La ville surprend par son calme oppressant. Dans la plupart des quartiers, c’est une ville morte. Hormis les voitures qui circulent sur les grands axes, les habitants se font rares. Sur la place de la mairie, des barrages et des obstacles antichars sont dressés. Un convoi passe et puis plus rien. Quelques personnes sortent d’un supermarché barricadé ; des palissades en bois ont été apposées sur les fenêtres pour les protéger d’éventuels souffles d’explosions. « La moitié des habitants de Mykolaïv a quitté la ville » nous indique Cyril, un habitant resté sur place. « Dans cette église, il n’y a plus que quelques dizaines de paroissiens qui s’y rendent encore » nous raconte-t-il en nous montrant une église luthérienne. « La plupart de ceux qui ne sont pas partis n’en avaient soit pas les moyens soit n’avaient pas de familles chez qui résider en Ukraine » précise ce professeur d’économie qui a choisi de rester, « car la situation est encore tenable ». La ville est régulièrement frappée par l’armée russe ; mais les bombardements ne sont pas très intensifs. Les destructions sont bien présentes, et au cœur du centre-ville, sans être très nombreuses. La majorité des frappes se concentrent dans l’arrière-pays.

 

L’église luthérienne du Christ-Sauveur à Mikolaïv. ©Pierre d’Herbès

 

A la sortie de la ville, en direction de Kherson, les barrages de l’armée se multiplient. Les traits durs, et les expressions méfiantes, les soldats contrôlent les véhicules pendant que d’autres se reposent dans leurs casemates. Des mannequins habillés de treillis y sont aussi positionnés, tels d’immuables gardiens. Les panneaux de propagande, et de recrutement, à la gloire de l’armée jalonnent les bas-côtés des routes et des avenues.

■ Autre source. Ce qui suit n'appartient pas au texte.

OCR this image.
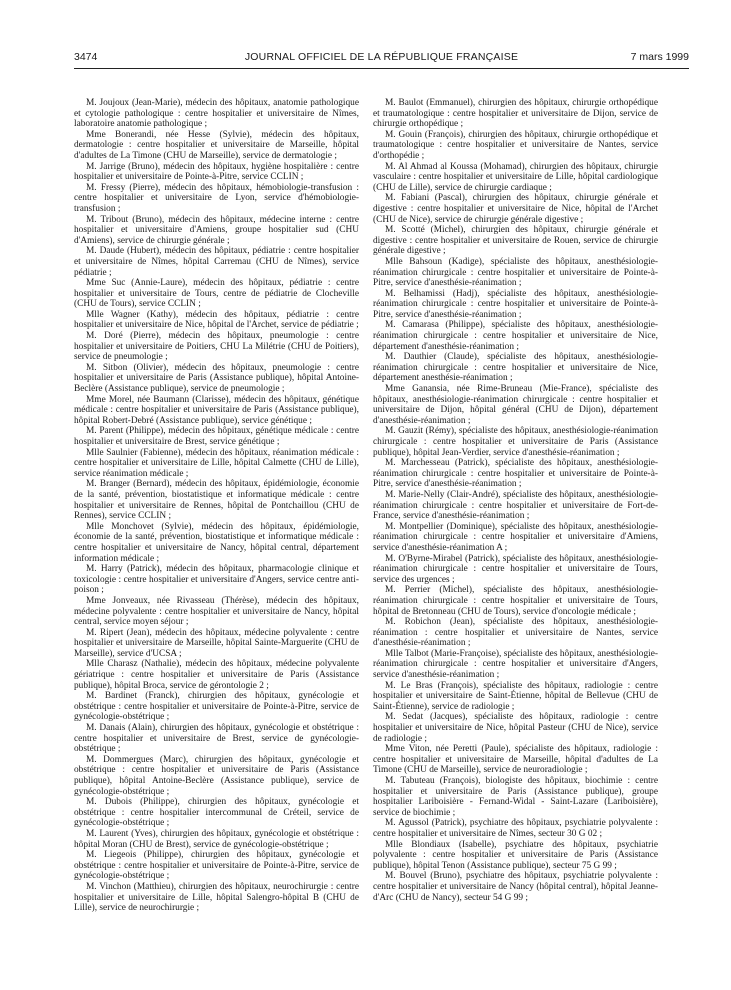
3474	JOURNAL OFFICIEL DE LA RÉPUBLIQUE FRANÇAISE	7 mars 1999

M. Joujoux (Jean-Marie), médecin des hôpitaux, anatomie pathologique et cytologie pathologique : centre hospitalier et universitaire de Nîmes, laboratoire anatomie pathologique ;

Mme Bonerandi, née Hesse (Sylvie), médecin des hôpitaux, dermatologie : centre hospitalier et universitaire de Marseille, hôpital d'adultes de La Timone (CHU de Marseille), service de dermatologie ;

M. Jarrige (Bruno), médecin des hôpitaux, hygiène hospitalière : centre hospitalier et universitaire de Pointe-à-Pitre, service CCLIN ;

M. Fressy (Pierre), médecin des hôpitaux, hémobiologie-transfusion : centre hospitalier et universitaire de Lyon, service d'hémobiologie-transfusion ;

M. Tribout (Bruno), médecin des hôpitaux, médecine interne : centre hospitalier et universitaire d'Amiens, groupe hospitalier sud (CHU d'Amiens), service de chirurgie générale ;

M. Daude (Hubert), médecin des hôpitaux, pédiatrie : centre hospitalier et universitaire de Nîmes, hôpital Carremau (CHU de Nîmes), service pédiatrie ;

Mme Suc (Annie-Laure), médecin des hôpitaux, pédiatrie : centre hospitalier et universitaire de Tours, centre de pédiatrie de Clocheville (CHU de Tours), service CCLIN ;

Mlle Wagner (Kathy), médecin des hôpitaux, pédiatrie : centre hospitalier et universitaire de Nice, hôpital de l'Archet, service de pédiatrie ;

M. Doré (Pierre), médecin des hôpitaux, pneumologie : centre hospitalier et universitaire de Poitiers, CHU La Milétrie (CHU de Poitiers), service de pneumologie ;

M. Sitbon (Olivier), médecin des hôpitaux, pneumologie : centre hospitalier et universitaire de Paris (Assistance publique), hôpital Antoine-Beclère (Assistance publique), service de pneumologie ;

Mme Morel, née Baumann (Clarisse), médecin des hôpitaux, génétique médicale : centre hospitalier et universitaire de Paris (Assistance publique), hôpital Robert-Debré (Assistance publique), service génétique ;

M. Parent (Philippe), médecin des hôpitaux, génétique médicale : centre hospitalier et universitaire de Brest, service génétique ;

Mlle Saulnier (Fabienne), médecin des hôpitaux, réanimation médicale : centre hospitalier et universitaire de Lille, hôpital Calmette (CHU de Lille), service réanimation médicale ;

M. Branger (Bernard), médecin des hôpitaux, épidémiologie, économie de la santé, prévention, biostatistique et informatique médicale : centre hospitalier et universitaire de Rennes, hôpital de Pontchaillou (CHU de Rennes), service CCLIN ;

Mlle Monchovet (Sylvie), médecin des hôpitaux, épidémiologie, économie de la santé, prévention, biostatistique et informatique médicale : centre hospitalier et universitaire de Nancy, hôpital central, département information médicale ;

M. Harry (Patrick), médecin des hôpitaux, pharmacologie clinique et toxicologie : centre hospitalier et universitaire d'Angers, service centre anti-poison ;

Mme Jonveaux, née Rivasseau (Thérèse), médecin des hôpitaux, médecine polyvalente : centre hospitalier et universitaire de Nancy, hôpital central, service moyen séjour ;

M. Ripert (Jean), médecin des hôpitaux, médecine polyvalente : centre hospitalier et universitaire de Marseille, hôpital Sainte-Marguerite (CHU de Marseille), service d'UCSA ;

Mlle Charasz (Nathalie), médecin des hôpitaux, médecine polyvalente gériatrique : centre hospitalier et universitaire de Paris (Assistance publique), hôpital Broca, service de gérontologie 2 ;

M. Bardinet (Franck), chirurgien des hôpitaux, gynécologie et obstétrique : centre hospitalier et universitaire de Pointe-à-Pitre, service de gynécologie-obstétrique ;

M. Danais (Alain), chirurgien des hôpitaux, gynécologie et obstétrique : centre hospitalier et universitaire de Brest, service de gynécologie-obstétrique ;

M. Dommergues (Marc), chirurgien des hôpitaux, gynécologie et obstétrique : centre hospitalier et universitaire de Paris (Assistance publique), hôpital Antoine-Beclère (Assistance publique), service de gynécologie-obstétrique ;

M. Dubois (Philippe), chirurgien des hôpitaux, gynécologie et obstétrique : centre hospitalier intercommunal de Créteil, service de gynécologie-obstétrique ;

M. Laurent (Yves), chirurgien des hôpitaux, gynécologie et obstétrique : hôpital Moran (CHU de Brest), service de gynécologie-obstétrique ;

M. Liegeois (Philippe), chirurgien des hôpitaux, gynécologie et obstétrique : centre hospitalier et universitaire de Pointe-à-Pitre, service de gynécologie-obstétrique ;

M. Vinchon (Matthieu), chirurgien des hôpitaux, neurochirurgie : centre hospitalier et universitaire de Lille, hôpital Salengro-hôpital B (CHU de Lille), service de neurochirurgie ;

M. Baulot (Emmanuel), chirurgien des hôpitaux, chirurgie orthopédique et traumatologique : centre hospitalier et universitaire de Dijon, service de chirurgie orthopédique ;

M. Gouin (François), chirurgien des hôpitaux, chirurgie orthopédique et traumatologique : centre hospitalier et universitaire de Nantes, service d'orthopédie ;

M. Al Ahmad al Koussa (Mohamad), chirurgien des hôpitaux, chirurgie vasculaire : centre hospitalier et universitaire de Lille, hôpital cardiologique (CHU de Lille), service de chirurgie cardiaque ;

M. Fabiani (Pascal), chirurgien des hôpitaux, chirurgie générale et digestive : centre hospitalier et universitaire de Nice, hôpital de l'Archet (CHU de Nice), service de chirurgie générale digestive ;

M. Scotté (Michel), chirurgien des hôpitaux, chirurgie générale et digestive : centre hospitalier et universitaire de Rouen, service de chirurgie générale digestive ;

Mlle Bahsoun (Kadige), spécialiste des hôpitaux, anesthésiologie-réanimation chirurgicale : centre hospitalier et universitaire de Pointe-à-Pitre, service d'anesthésie-réanimation ;

M. Belhamissi (Hadj), spécialiste des hôpitaux, anesthésiologie-réanimation chirurgicale : centre hospitalier et universitaire de Pointe-à-Pitre, service d'anesthésie-réanimation ;

M. Camarasa (Philippe), spécialiste des hôpitaux, anesthésiologie-réanimation chirurgicale : centre hospitalier et universitaire de Nice, département d'anesthésie-réanimation ;

M. Dauthier (Claude), spécialiste des hôpitaux, anesthésiologie-réanimation chirurgicale : centre hospitalier et universitaire de Nice, département anesthésie-réanimation ;

Mme Ganansia, née Rime-Bruneau (Mie-France), spécialiste des hôpitaux, anesthésiologie-réanimation chirurgicale : centre hospitalier et universitaire de Dijon, hôpital général (CHU de Dijon), département d'anesthésie-réanimation ;

M. Gauzit (Rémy), spécialiste des hôpitaux, anesthésiologie-réanimation chirurgicale : centre hospitalier et universitaire de Paris (Assistance publique), hôpital Jean-Verdier, service d'anesthésie-réanimation ;

M. Marchesseau (Patrick), spécialiste des hôpitaux, anesthésiologie-réanimation chirurgicale : centre hospitalier et universitaire de Pointe-à-Pitre, service d'anesthésie-réanimation ;

M. Marie-Nelly (Clair-André), spécialiste des hôpitaux, anesthésiologie-réanimation chirurgicale : centre hospitalier et universitaire de Fort-de-France, service d'anesthésie-réanimation ;

M. Montpellier (Dominique), spécialiste des hôpitaux, anesthésiologie-réanimation chirurgicale : centre hospitalier et universitaire d'Amiens, service d'anesthésie-réanimation A ;

M. O'Byrne-Mirabel (Patrick), spécialiste des hôpitaux, anesthésiologie-réanimation chirurgicale : centre hospitalier et universitaire de Tours, service des urgences ;

M. Perrier (Michel), spécialiste des hôpitaux, anesthésiologie-réanimation chirurgicale : centre hospitalier et universitaire de Tours, hôpital de Bretonneau (CHU de Tours), service d'oncologie médicale ;

M. Robichon (Jean), spécialiste des hôpitaux, anesthésiologie-réanimation : centre hospitalier et universitaire de Nantes, service d'anesthésie-réanimation ;

Mlle Talbot (Marie-Françoise), spécialiste des hôpitaux, anesthésiologie-réanimation chirurgicale : centre hospitalier et universitaire d'Angers, service d'anesthésie-réanimation ;

M. Le Bras (François), spécialiste des hôpitaux, radiologie : centre hospitalier et universitaire de Saint-Étienne, hôpital de Bellevue (CHU de Saint-Étienne), service de radiologie ;

M. Sedat (Jacques), spécialiste des hôpitaux, radiologie : centre hospitalier et universitaire de Nice, hôpital Pasteur (CHU de Nice), service de radiologie ;

Mme Viton, née Peretti (Paule), spécialiste des hôpitaux, radiologie : centre hospitalier et universitaire de Marseille, hôpital d'adultes de La Timone (CHU de Marseille), service de neuroradiologie ;

M. Tabuteau (François), biologiste des hôpitaux, biochimie : centre hospitalier et universitaire de Paris (Assistance publique), groupe hospitalier Lariboisière - Fernand-Widal - Saint-Lazare (Lariboisière), service de biochimie ;

M. Agussol (Patrick), psychiatre des hôpitaux, psychiatrie polyvalente : centre hospitalier et universitaire de Nîmes, secteur 30 G 02 ;

Mlle Blondiaux (Isabelle), psychiatre des hôpitaux, psychiatrie polyvalente : centre hospitalier et universitaire de Paris (Assistance publique), hôpital Tenon (Assistance publique), secteur 75 G 99 ;

M. Bouvel (Bruno), psychiatre des hôpitaux, psychiatrie polyvalente : centre hospitalier et universitaire de Nancy (hôpital central), hôpital Jeanne-d'Arc (CHU de Nancy), secteur 54 G 99 ;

A Mykolaïv, les alertes sont très fréquentes, jusqu’à rythmer la vie des habitants presque tous les jours. En ce dimanche, celles-ci retentissent alors que nous sommes attablés dans un des rares cafés de la ville encore ouvert. Mis à part deux tables, la terrasse est quasiment vide. La serveuse nous demande, ainsi qu’à quelques clients de rentrer. Les sirènes se dissipent quelques minutes plus tard. Le soir même, un bombardement fera 2 morts et 11 blessés. Un quotidien qui pourrait changer en fonction de l’offensive ukrainienne dans la région. L’esprit de défense semble bien présent, même si plus sobrement exprimé qu’à Kiev.